Ce même régime a procédé à la nationalisation de toutes les banques en 1964, puis a démonétisé les principales coupures à trois reprises, en 1964, en 1985 puis en 1987, dans des conditions qui ont pratiquement fait perdre aux détenteurs la quasi-totalité de la valeur fiduciaire qu’ils croyaient détenir.

Le nouveau régime issu de la reprise du pouvoir par l’armée en 1988 a cherché à rendre au secteur privé des responsabilités économiques et facilité la création de banques privées qui ont commencé à prospérer. Néanmoins, l’absence de supervision bancaire et la prolifération d’établissements plus ou moins légaux assimilables à des fonds d’investissements a résulté en un crash bancaire en 2003, dans lequel trois banques, notamment accusées d’avoir recyclé des fonds issus de trafics divers, ont disparu, les déposants ayant également vu disparaître la quasi-totalité de leurs avoirs.

Le gouvernement a alors pris des mesures restrictives à l’égard des banques restantes, la confiance revenant modérément avec un retour des dépôts, dont la rémunération était néanmoins souvent très inférieure à l’inflation (parfois de plus de 20 % d’écart).

Dans ces conditions, au-delà du strict nécessaire pour effectuer les dépenses courantes, l’épargne a généralement pris le chemin de l’or, des bijoux et de l’immobilier, parfois des dollars ou des automobiles, et même du bétail.

Les premières réformes du nouveau gouvernement issu des changements politiques et des élections de 2010 ont été, pour ce qui concerne le système bancaire bien préparées, avec l’aide du FMI, et plutôt réussies, notamment l’unification des taux de changes, la libéralisation du marché des devises et l’indépendance de la Banque Centrale. Un marché des changes se développe et commence à fonctionner, qui permet aux banques de redevenir peu à peu l’interlocuteur des entreprises, au moins pour les transactions courantes.
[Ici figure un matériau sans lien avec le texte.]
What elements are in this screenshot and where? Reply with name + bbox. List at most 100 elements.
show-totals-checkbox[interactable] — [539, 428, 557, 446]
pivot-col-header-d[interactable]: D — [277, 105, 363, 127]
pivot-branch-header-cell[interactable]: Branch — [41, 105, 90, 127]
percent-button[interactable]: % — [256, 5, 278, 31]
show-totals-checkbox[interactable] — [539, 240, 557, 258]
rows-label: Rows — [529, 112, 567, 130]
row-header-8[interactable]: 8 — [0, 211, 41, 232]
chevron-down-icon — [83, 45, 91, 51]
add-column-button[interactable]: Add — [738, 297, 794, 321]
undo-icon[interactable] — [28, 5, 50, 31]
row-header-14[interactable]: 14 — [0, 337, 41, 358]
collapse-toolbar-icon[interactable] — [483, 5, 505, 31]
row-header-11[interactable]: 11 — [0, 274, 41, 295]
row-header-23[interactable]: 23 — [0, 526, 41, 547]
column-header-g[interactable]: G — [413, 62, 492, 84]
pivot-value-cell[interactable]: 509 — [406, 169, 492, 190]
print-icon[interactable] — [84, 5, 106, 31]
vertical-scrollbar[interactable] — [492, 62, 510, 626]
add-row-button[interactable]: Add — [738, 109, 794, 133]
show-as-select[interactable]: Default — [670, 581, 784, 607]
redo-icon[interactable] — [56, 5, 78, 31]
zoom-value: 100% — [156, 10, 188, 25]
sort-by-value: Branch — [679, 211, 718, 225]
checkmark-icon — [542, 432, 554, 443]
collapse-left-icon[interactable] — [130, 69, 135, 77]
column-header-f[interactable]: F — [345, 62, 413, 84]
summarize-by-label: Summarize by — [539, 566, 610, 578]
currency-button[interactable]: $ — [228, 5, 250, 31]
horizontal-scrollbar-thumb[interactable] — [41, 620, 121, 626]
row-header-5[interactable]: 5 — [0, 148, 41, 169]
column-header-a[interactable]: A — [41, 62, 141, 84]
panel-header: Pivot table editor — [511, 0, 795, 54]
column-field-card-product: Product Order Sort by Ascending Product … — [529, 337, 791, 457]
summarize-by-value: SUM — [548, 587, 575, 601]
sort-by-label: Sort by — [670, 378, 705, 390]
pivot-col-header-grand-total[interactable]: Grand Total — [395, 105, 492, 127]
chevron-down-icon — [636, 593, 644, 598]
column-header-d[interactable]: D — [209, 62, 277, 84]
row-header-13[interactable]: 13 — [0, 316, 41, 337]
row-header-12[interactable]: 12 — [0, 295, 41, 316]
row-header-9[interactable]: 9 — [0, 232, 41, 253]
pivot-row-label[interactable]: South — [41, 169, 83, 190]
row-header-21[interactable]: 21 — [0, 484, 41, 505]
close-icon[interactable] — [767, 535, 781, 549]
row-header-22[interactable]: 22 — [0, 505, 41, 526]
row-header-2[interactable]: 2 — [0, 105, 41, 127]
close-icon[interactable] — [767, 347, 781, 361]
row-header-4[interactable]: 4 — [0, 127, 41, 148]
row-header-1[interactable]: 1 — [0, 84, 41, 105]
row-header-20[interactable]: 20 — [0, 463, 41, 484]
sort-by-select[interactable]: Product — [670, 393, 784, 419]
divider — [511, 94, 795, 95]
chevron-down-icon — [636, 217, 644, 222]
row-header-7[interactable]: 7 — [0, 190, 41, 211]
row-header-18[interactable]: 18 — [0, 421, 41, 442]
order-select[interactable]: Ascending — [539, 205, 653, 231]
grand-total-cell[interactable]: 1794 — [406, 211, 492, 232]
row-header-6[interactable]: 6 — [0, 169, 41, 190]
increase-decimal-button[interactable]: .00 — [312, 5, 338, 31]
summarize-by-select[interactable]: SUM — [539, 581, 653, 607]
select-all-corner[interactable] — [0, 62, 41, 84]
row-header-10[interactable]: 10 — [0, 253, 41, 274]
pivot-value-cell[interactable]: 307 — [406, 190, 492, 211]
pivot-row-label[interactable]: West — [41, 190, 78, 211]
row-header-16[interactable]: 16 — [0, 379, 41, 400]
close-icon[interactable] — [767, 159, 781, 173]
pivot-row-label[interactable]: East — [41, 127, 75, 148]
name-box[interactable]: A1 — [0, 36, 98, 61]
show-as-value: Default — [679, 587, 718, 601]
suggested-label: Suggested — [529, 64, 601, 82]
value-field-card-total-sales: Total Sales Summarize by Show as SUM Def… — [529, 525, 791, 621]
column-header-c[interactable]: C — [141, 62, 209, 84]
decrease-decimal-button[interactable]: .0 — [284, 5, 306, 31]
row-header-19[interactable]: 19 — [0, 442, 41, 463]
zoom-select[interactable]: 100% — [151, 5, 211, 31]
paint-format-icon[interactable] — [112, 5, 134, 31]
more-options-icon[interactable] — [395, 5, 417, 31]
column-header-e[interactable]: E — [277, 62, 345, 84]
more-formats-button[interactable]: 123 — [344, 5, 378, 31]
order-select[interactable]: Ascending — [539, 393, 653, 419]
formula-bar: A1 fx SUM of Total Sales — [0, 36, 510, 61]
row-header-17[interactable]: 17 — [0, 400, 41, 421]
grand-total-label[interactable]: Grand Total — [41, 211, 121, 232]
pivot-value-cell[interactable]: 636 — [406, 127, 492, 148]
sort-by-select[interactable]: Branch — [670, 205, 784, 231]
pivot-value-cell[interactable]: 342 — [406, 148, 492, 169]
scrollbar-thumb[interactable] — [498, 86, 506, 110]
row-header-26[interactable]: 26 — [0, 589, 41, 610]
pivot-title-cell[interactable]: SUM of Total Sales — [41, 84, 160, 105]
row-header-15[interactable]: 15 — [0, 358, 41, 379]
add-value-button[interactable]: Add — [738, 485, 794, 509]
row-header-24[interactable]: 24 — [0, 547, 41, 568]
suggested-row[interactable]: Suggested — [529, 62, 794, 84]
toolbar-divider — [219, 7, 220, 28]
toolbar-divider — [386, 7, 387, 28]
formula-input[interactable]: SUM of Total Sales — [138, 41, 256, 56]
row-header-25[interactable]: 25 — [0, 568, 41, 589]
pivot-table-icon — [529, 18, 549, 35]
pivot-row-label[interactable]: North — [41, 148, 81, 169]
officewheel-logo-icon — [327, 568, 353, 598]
Parallèlement, la banque centrale a commencé à procéder à un début d’assouplissement des règles prudentielles post 2003, en élargissant en particulier les options de garanties et d’hypothèques pour les prêts.
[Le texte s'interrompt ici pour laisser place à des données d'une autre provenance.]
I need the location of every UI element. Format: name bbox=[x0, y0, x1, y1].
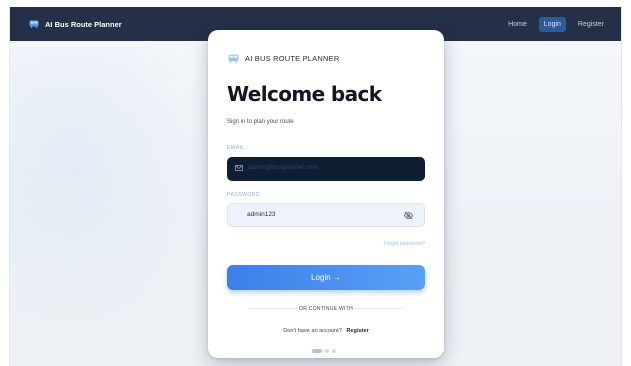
email-value: admin@busplanner.com bbox=[248, 164, 319, 171]
card-brand: AI BUS ROUTE PLANNER bbox=[228, 54, 339, 63]
register-prompt-row: Don't have an account? Register bbox=[208, 328, 444, 334]
nav-links: Home Login Register bbox=[503, 7, 609, 41]
card-brand-name: AI BUS ROUTE PLANNER bbox=[245, 54, 340, 63]
bus-icon bbox=[29, 20, 39, 28]
register-link[interactable]: Register bbox=[346, 328, 368, 334]
login-button[interactable]: Login → bbox=[227, 265, 425, 290]
login-card: AI BUS ROUTE PLANNER Welcome back Sign i… bbox=[208, 30, 444, 358]
nav-link-register[interactable]: Register bbox=[573, 17, 609, 32]
bus-icon bbox=[228, 54, 239, 63]
password-field[interactable]: admin123 bbox=[227, 203, 425, 227]
register-prompt: Don't have an account? bbox=[283, 328, 342, 334]
pager-dot bbox=[332, 349, 336, 353]
mail-icon bbox=[235, 165, 243, 171]
pager-dots bbox=[312, 349, 336, 353]
email-field[interactable]: admin@busplanner.com bbox=[227, 157, 425, 181]
nav-link-login[interactable]: Login bbox=[538, 16, 566, 32]
forgot-password-link[interactable]: Forgot password? bbox=[383, 241, 425, 247]
eye-off-icon[interactable] bbox=[403, 210, 414, 221]
nav-link-home[interactable]: Home bbox=[503, 17, 532, 32]
email-label: EMAIL bbox=[227, 145, 245, 151]
navbar-brand[interactable]: AI Bus Route Planner bbox=[29, 20, 122, 29]
pager-dot bbox=[325, 349, 329, 353]
app-window: AI Bus Route Planner Home Login Register… bbox=[9, 7, 622, 366]
password-value: admin123 bbox=[247, 211, 276, 218]
navbar-brand-name: AI Bus Route Planner bbox=[45, 19, 122, 29]
pager-dot-active bbox=[312, 349, 322, 353]
password-label: PASSWORD bbox=[227, 192, 261, 198]
page-subtitle: Sign in to plan your route bbox=[227, 119, 294, 125]
page-title: Welcome back bbox=[227, 82, 382, 106]
divider-text: OR CONTINUE WITH bbox=[299, 306, 353, 312]
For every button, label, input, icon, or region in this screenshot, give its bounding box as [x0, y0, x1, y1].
Parallèlement les banques commencent à publier partiellement leurs comptes, à afficher le paiement de leurs impôts et multiplier l’ouverture de succursales, ce qui les fait entrer dans une normalité nouvelle.

Le constat d’une très faible compétence des techniques bancaires est unanime, comme les banques birmanes elles-mêmes le savent. Longtemps contraintes dans l’octroi des prêts à leurs clients, elles se sont bornées à réclamer des garanties hypothécaires, généralement dans des avoirs immobiliers. Si leur capacité à évaluer la valeur d’un bien immobilier est sans doute très convenable, l’analyse d’un projet industriel ou commercial n’a jamais été développée. Pour un industriel, il valait mieux fournir une bonne garantie immobilière qu’un business plan solide.

Désormais (timidement) invitées à développer une nouvelle approche, elles devront acquérir les compétences qui leur manquent. La plupart d’entre elles ont récemment embauché des banquiers étrangers munis d’une expérience internationale.

Le système bancaire du Myanmar va faire face à brève échéance à deux nouveaux défis, qui viendront tester leur capacité concurrentielle. Le premier est celui des quelques banques étrangères qui devraient être autorisées avant la fin 2014 à effectuer des opérations bancaires ; cette concurrence mettra en lumière les carences des banques birmanes. Le deuxième défi apparaîtra à partir de 2016 quand les banques de l’ASEAN devraient être également autorisées à exercer dans les autres pays membres. Il y a des doutes sur l’ouverture effective de ce marché, mais il se produira tôt ou tard. Ces deux expositions à la concurrence auront probablement pour conséquence des restructurations, fusions, acquisitions ou peut-être la révélation de « champions » qui auront su s’adapter mieux que les autres.